Micro interactions are the latest (possible biggest) UX trend to be recorded so far, thus critical for modern design which can’t go without them anymore. We are surrounded by micro interactions, as they are present on every website, app, or program we’re using.
By micro interaction, we refer to every task-like engagement of users with their devices, smooth enough to pass unnoticed as the user is performing his usual activities. That’s, of course, when the micro interaction is properly executed.
There are several things micro interactions serve for:
- Communicating statuses or feedback
- Revealing results from particular actions
- Helping manipulation
It is easy to overlook micro interactions in the general design scheme, and that’s because designers happen to miss the fact it is micro interactions that hold the scheme and the experience together. From this perspective, micro interactions are the small bits of communication that help users navigate the interface, and perform basic functions:
- To communicate feedback or results for their actions
- To accomplish personal and isolated tasks (connecting devices, liking posts, and so on).

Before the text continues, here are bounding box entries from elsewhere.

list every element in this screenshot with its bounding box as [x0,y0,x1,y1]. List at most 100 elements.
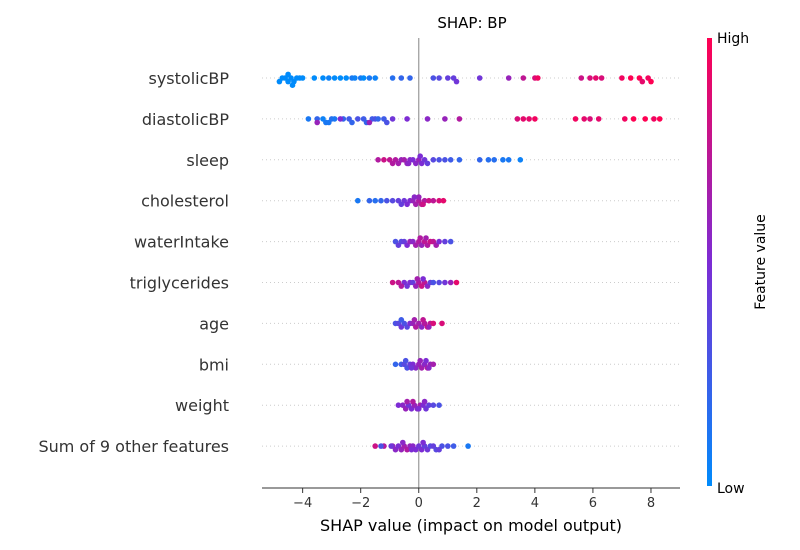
shap-point [442,157,448,163]
shap-point [349,119,355,126]
shap-point [456,157,463,163]
shap-point [639,78,646,85]
shap-point [622,116,628,122]
shap-point [500,157,506,163]
shap-point [398,75,405,81]
shap-point [476,75,483,81]
shap-point [337,116,344,122]
shap-point [426,197,432,204]
shap-point [360,75,367,81]
shap-point [421,398,428,405]
shap-point [420,439,426,446]
shap-point [408,446,415,453]
x-axis: −4 −2 0 2 4 6 8 [262,487,680,511]
shap-point [581,116,587,122]
shap-point [417,235,424,241]
shap-point [285,71,291,78]
shap-point [343,75,350,81]
shap-point [598,75,605,81]
shap-point [408,365,415,371]
shap-point [436,197,442,204]
x-tick-label: −4 [293,496,312,511]
shap-point [587,116,593,122]
shap-point [439,320,445,327]
shap-point [355,116,361,122]
x-tick-label: 2 [473,496,481,511]
colorbar-low-label: Low [717,481,745,497]
shap-points [276,71,663,453]
x-tick-label: −2 [351,496,370,511]
shap-point [352,75,358,81]
shap-point [417,153,424,159]
shap-point [656,116,663,122]
shap-point [405,160,412,167]
shap-point [372,443,379,449]
shap-point [430,157,437,163]
shap-point [420,317,426,323]
colorbar-title: Feature value [753,214,769,310]
shap-point [491,157,498,163]
shap-point [395,160,402,167]
shap-point [442,279,448,286]
shap-point [381,157,387,163]
feature-label: diastolicBP [142,110,229,129]
shap-point [436,279,442,286]
shap-point [389,160,396,167]
shap-point [430,361,437,368]
shap-point [398,201,405,208]
shap-point [305,116,312,122]
shap-point [442,116,448,122]
feature-label: weight [175,396,229,415]
shap-point [456,116,463,122]
shap-point [423,357,429,364]
shap-point [642,116,648,122]
shap-point [535,75,541,81]
shap-point [289,82,296,88]
shap-point [366,197,373,204]
shap-point [430,320,437,327]
shap-point [440,197,447,204]
shap-point [420,276,426,282]
shap-point [445,443,451,449]
shap-point [627,75,634,81]
shap-point [648,78,654,85]
shap-point [424,160,431,167]
feature-label: triglycerides [130,274,229,293]
shap-point [337,75,344,81]
shap-point [436,157,442,163]
shap-point [450,443,457,449]
shap-point [320,75,326,81]
shap-point [505,157,512,163]
shap-point [395,242,402,248]
shap-point [299,75,306,81]
feature-label: Sum of 9 other features [38,437,229,456]
shap-point [276,78,283,85]
feature-label: bmi [199,355,229,374]
shap-point [430,75,437,81]
shap-point [505,75,512,81]
shap-point [411,317,418,323]
shap-point [526,116,532,122]
shap-point [326,75,332,81]
shap-point [445,75,451,81]
shap-point [416,194,422,200]
x-tick-label: 6 [589,496,597,511]
shap-point [420,201,426,208]
shap-point [417,357,424,364]
shap-point [389,279,396,286]
x-axis-label: SHAP value (impact on model output) [320,516,622,535]
shap-point [400,439,406,446]
shap-point [402,357,409,364]
shap-point [476,157,483,163]
shap-point [595,116,602,122]
shap-point [423,235,429,241]
shap-point [389,75,396,81]
shap-point [314,119,321,126]
shap-point [404,398,410,405]
x-tick-label: 0 [415,496,423,511]
shap-point [378,443,384,449]
feature-rows: systolicBP diastolicBP sleep cholesterol wat… [38,69,680,456]
shap-point [453,279,460,286]
shap-point [587,75,593,81]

- To manipulate the setting
- To prevent errors
In modern web design, even the tiniest details need to be considered carefully. Micro interactions, for instance, will help users understand the process they’re about to participate in, and approach the interface easily as complicated as its logic may be.
That’s why micro interactions appear in many different forms – they can be extremely formal, but also cartoony and fun, usually placed straight against the website’s backdrop to reinforce brand awareness. What is most impressive about them is that they make the experience more entertaining, with slightly more fun than usual to help us learn new things, or simply know we’ve handled the digital world challenges correctly.
Some everyday examples of microinteractions
The Facebook "Like" button
The aggregation of the sentiment “I like this” makes room in the comments section for longer accolades.
Pull To Refresh
Why make the user stop scrolling, lift their finger, then tap a button? Why not have them continue the gesture that they are already in the process of making? When I want to see newer stuff, I scroll up. So I made scrolling itself the gesture.
Typing Indicator in Chat
Back then, chatting in real time via text was for most people a very new thing. A good chunk of communication is knowing when it is and isn’t your turn to speak (another chunk is vocal nuance, which is partly addressed by emoticons); on a half-duplex line (where only one person can speak at a time) like a walkie-talkie, you really do have to say “over” to make sure your partner doesn’t miss anything. But latent full-duplex (where people can talk at the same time but transmission is delayed until you, say, hit Enter), like instant messaging, has its own problems. If your chat partner’s gone silent, it might be hard to know whether they were typing some huge message or if she was waiting for you to say something. We couldn’t enforce any particular etiquette among users, hence the typing indicator.